Monday, January 17, 2011
Becoming My Heroine Sometimes Requires An Underwear Change
When I watch America's funniest videos, I always laugh the hardest at the ones where someone or something jumps out and scares some unsuspecting soul. One of my favorites is when a group of school kids(8-12 years old) pass a snowman in a front yard, and the snowman jumps at them. Throwing their books in the air, they run like there's no tomorrow.
What does that say about me? That I have a sick sense of humor? Then there's the one where some young men run a mouse on a string across the floor in front of an unsuspecting frat brother who screams like a little girl and jumps on the counter. That one usually brings tears to my eyes. And Red Skelton and Mickey Rooney in the cave with Elliott the Dragon in Pete's Dragon can set me off just thinking about it.
In my latest WIP, I had an opportunity to include a scene like that, and I jumped all over it. The problem was I couldn't stop laughing. It felt like I was right there at the lake house with my characters. I decided to post the excerpt, although my guess is, although you might think it's cute, it won't have the same effect on you as it did me.
The set up is that my girl, Jordan, and her 70-ish friend, Lola, conspired to help a young girl who has just inherited a lake house from her grandfather. She thinks it's haunted, however, because she hears pounding sometimes. The plan is for Lola, who does tarot card readings, to convince this girl that she's talking to the ghost while Jordan blows the candle to make it flicker as part of the ghost’s response. The story starts just as Lola slams the table for effect.
Without warning, she slammed her hand on the table, nearly spilling the water in the center. "Speak to us now. We mean you no harm and only want to communicate with you to understand why you’re here."
The room was so quiet, Jordan was sure she could hear her own heart beating. She knew Lola was good at what she did, but this performance was Academy Award worthy. Despite being a true skeptic, she halfway believed Lola was actually talking to a dead person.
"There’s only one spirit here," Lola continued, turning to Sandy. "It's your grandfather, and he wants to know you'll be okay before he can leave this earth."
Tears formed in Sandy's eyes. "Tell him I'm fine. Tell him I miss him terribly."
"Tell him yourself. He's here with us now." Lola leaned closer. "If you want to speak to your granddaughter, give us a sign." She glanced up at Jordan nodding toward the flame again.
"It's him," Sandy exclaimed as the flame moved slightly when Jordan blew on it. "Oh, Grandpa, I miss you so much."
Jordan concentrated on the candle, her heart still racing from when Lola banged on the table.
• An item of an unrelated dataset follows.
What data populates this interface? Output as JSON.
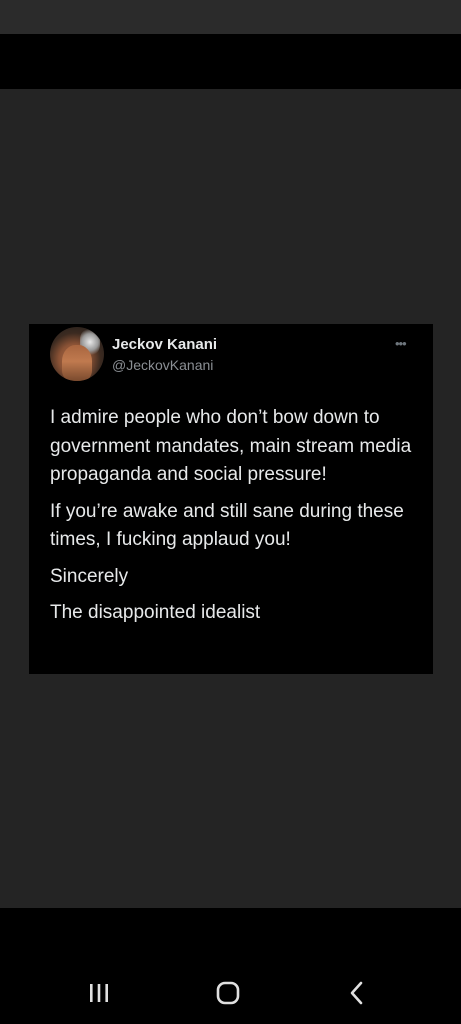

Out of the corner of her eye, she caught a slight movement next to the fireplace, behind the drapes on the right, and she gasped.
When Lola shot her a reprimanding look, Jordan mouthed “Sorry.”
Sheesh! She was more than a little freaked out.
"Your granddaughter’s fine," Lola began, before turning to Sandy. "What was his first name?"
"Douglas, you can have peace now. Be gone..."
Just then the furnace kicked on, causing the drapes to flutter, and Jordan's nerves got the best of her. As she screamed, she watched in horror when one side of the drapes pulled away from the wall and headed directly toward her.
Jumping from the chair, she ran for the door, glancing back, only to see the other drape chasing them, too.
Lola nearly knocked her over, trying to reach the door before the drapes attacked. Sandy ran past both of them, screaming at the top of her lungs. She flung open the front door, and all three women poured out into the cool night air, nearly rolling down the steps.
Panic twisted Jordan's insides, and her silent scream was suffocating her. When she had almost made it to the car, she tripped over Lola's caftan, tumbling across the front lawn. Struggling to get up, she felt the drape touch her shoulder.
I have started using Dragon Naturally Speaking, a voice recognition program because not only does my typing suck, but I'm still recovering from hand surgery. Anyway, I talk - Dragon types. As I'm reading the dialogue, I can't stop laughing. Dragon keeps asking me to please say that again. By now I'm nearly wetting my pants imagining the drapes chasing them, and I holler "I can't. Wait a minute." Dragon keeps typing. Still laughing I holler "Quit typing, dammit". You know what Dragon typed. By the time I was able to get control of myself, I had about 10 lines of idiot commands typed.
The point I'm trying to make with all this is in that short period of time when I was dictating my scene, I was actually Jordan, in the room with my friends running from the drapes.I felt her fear, although she wasn't laughing.
So my question for you all is do you ever find yourself in that situation? Do you ever imagine yourself as your heroine? Does it help writing certain scenes?I would love to hear the dialogue that put you there.